Pitfalls of the Card Check Scam

Ford & Harrison’s D. Gerald Coker has taken an in-depth look at the Card Check Scam Bill and answers a number of fundamental questions:

What is a card-check, and how does it work?

A card-check does away with the secret ballot system. Employees will no longer cast ballots on union representation in the privacy of a voting booth; instead, an employer would be required to recognize a union as the employees’ exclusive bargaining representative once the union presents signed authorization cards from a simply [sic] majority of the employees in the work group targeted by the union.

Are card-checks a fair alternative to the secret ballot?
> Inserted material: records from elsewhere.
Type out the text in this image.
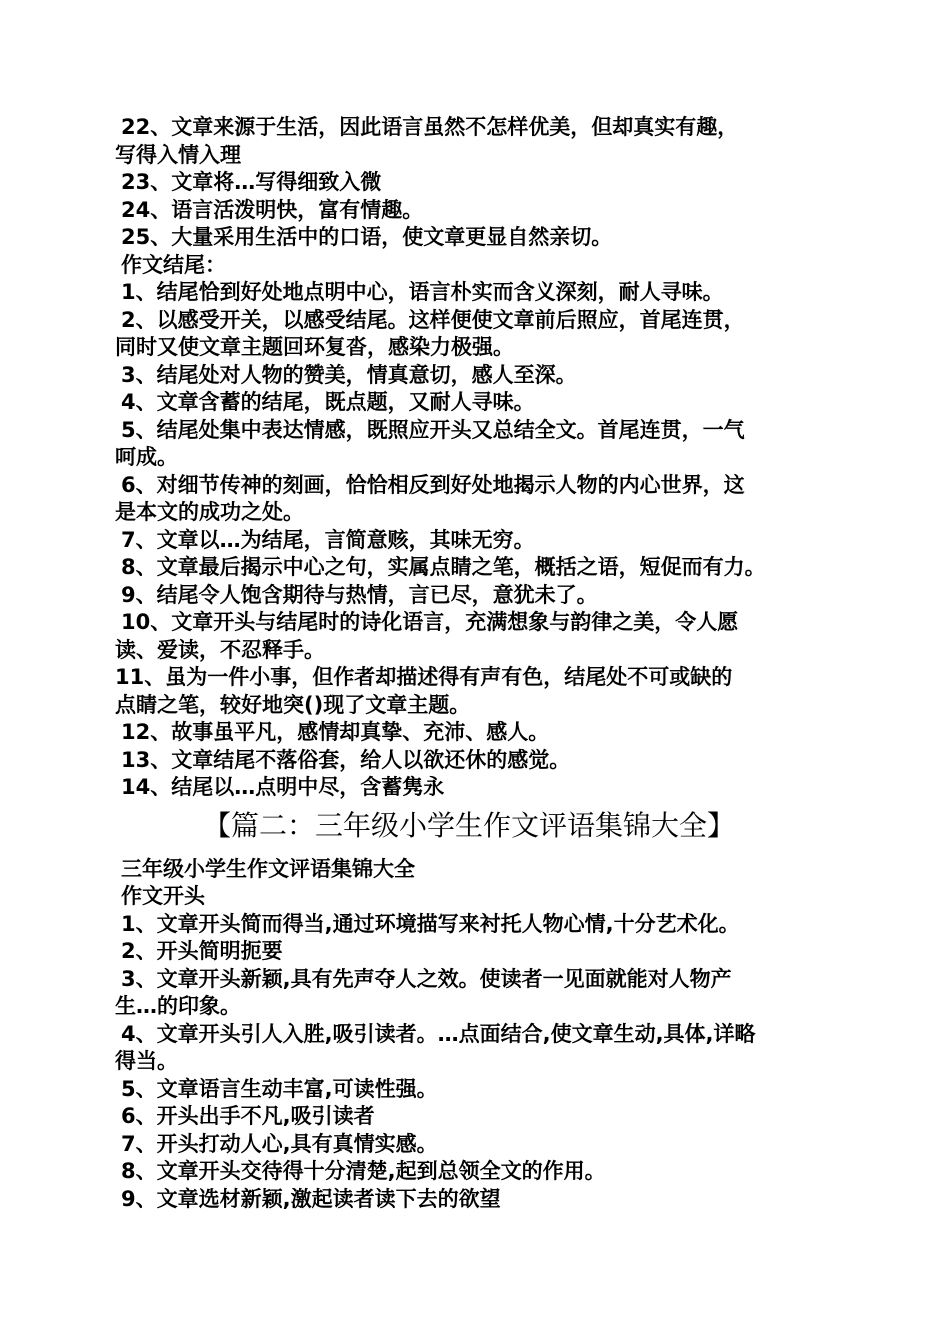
22、文章来源于生活，因此语言虽然不怎样优美，但却真实有趣，
写得入情入理
23、文章将…写得细致入微
24、语言活泼明快，富有情趣。
25、大量采用生活中的口语，使文章更显自然亲切。
作文结尾：
1、结尾恰到好处地点明中心，语言朴实而含义深刻，耐人寻味。
2、以感受开关，以感受结尾。这样便使文章前后照应，首尾连贯，
同时又使文章主题回环复沓，感染力极强。
3、结尾处对人物的赞美，情真意切，感人至深。
4、文章含蓄的结尾，既点题，又耐人寻味。
5、结尾处集中表达情感，既照应开头又总结全文。首尾连贯，一气
呵成。
6、对细节传神的刻画，恰恰相反到好处地揭示人物的内心世界，这
是本文的成功之处。
7、文章以…为结尾，言简意赅，其味无穷。
8、文章最后揭示中心之句，实属点睛之笔，概括之语，短促而有力。
9、结尾令人饱含期待与热情，言已尽，意犹未了。
10、文章开头与结尾时的诗化语言，充满想象与韵律之美，令人愿
读、爱读，不忍释手。
11、虽为一件小事，但作者却描述得有声有色，结尾处不可或缺的
点睛之笔，较好地突()现了文章主题。
12、故事虽平凡，感情却真挚、充沛、感人。
13、文章结尾不落俗套，给人以欲还休的感觉。
14、结尾以…点明中尽，含蓄隽永
【篇二：三年级小学生作文评语集锦大全】
三年级小学生作文评语集锦大全
作文开头
1、文章开头简而得当,通过环境描写来衬托人物心情,十分艺术化。
2、开头简明扼要
3、文章开头新颖,具有先声夺人之效。使读者一见面就能对人物产
生…的印象。
4、文章开头引人入胜,吸引读者。…点面结合,使文章生动,具体,详略
得当。
5、文章语言生动丰富,可读性强。
6、开头出手不凡,吸引读者
7、开头打动人心,具有真情实感。
8、文章开头交待得十分清楚,起到总领全文的作用。
9、文章选材新颖,激起读者读下去的欲望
Card-check recognition would give unions a license to use high-pressure tactics against employees behind closed doors in order to obtain signed union authorization cards. The proposed legislation does not contain any provision allowing employees to “ratify” the card-check. EFCA [Employee Free Choice Act] does not specify whether employees can decertify a union through a card-check majority.

Are card-checks foolproof?

Experience has shown that signed authorization cards do not necessarily reflect how the majority of employees really feel about union representation. Currently, an employee who signs a card out of ignorance or under duress is free to vote “no union” in a secret ballot election conducted by the National Labor Relations Board several weeks later. Moreover, EFCA fails to provide any guidance with regard to the processing of authorization cards. How long will authorization cards be valid? Can an employee rescind or revoke his card and, if so, how? Will there be a process for detecting forged cards?

As Coker notes, doing away with the secret ballot will empower union activists to use high-pressure tactics to force employees to sign a card. Workers need the protection of a secret ballot. The Card Check Scam Bill takes away that protection.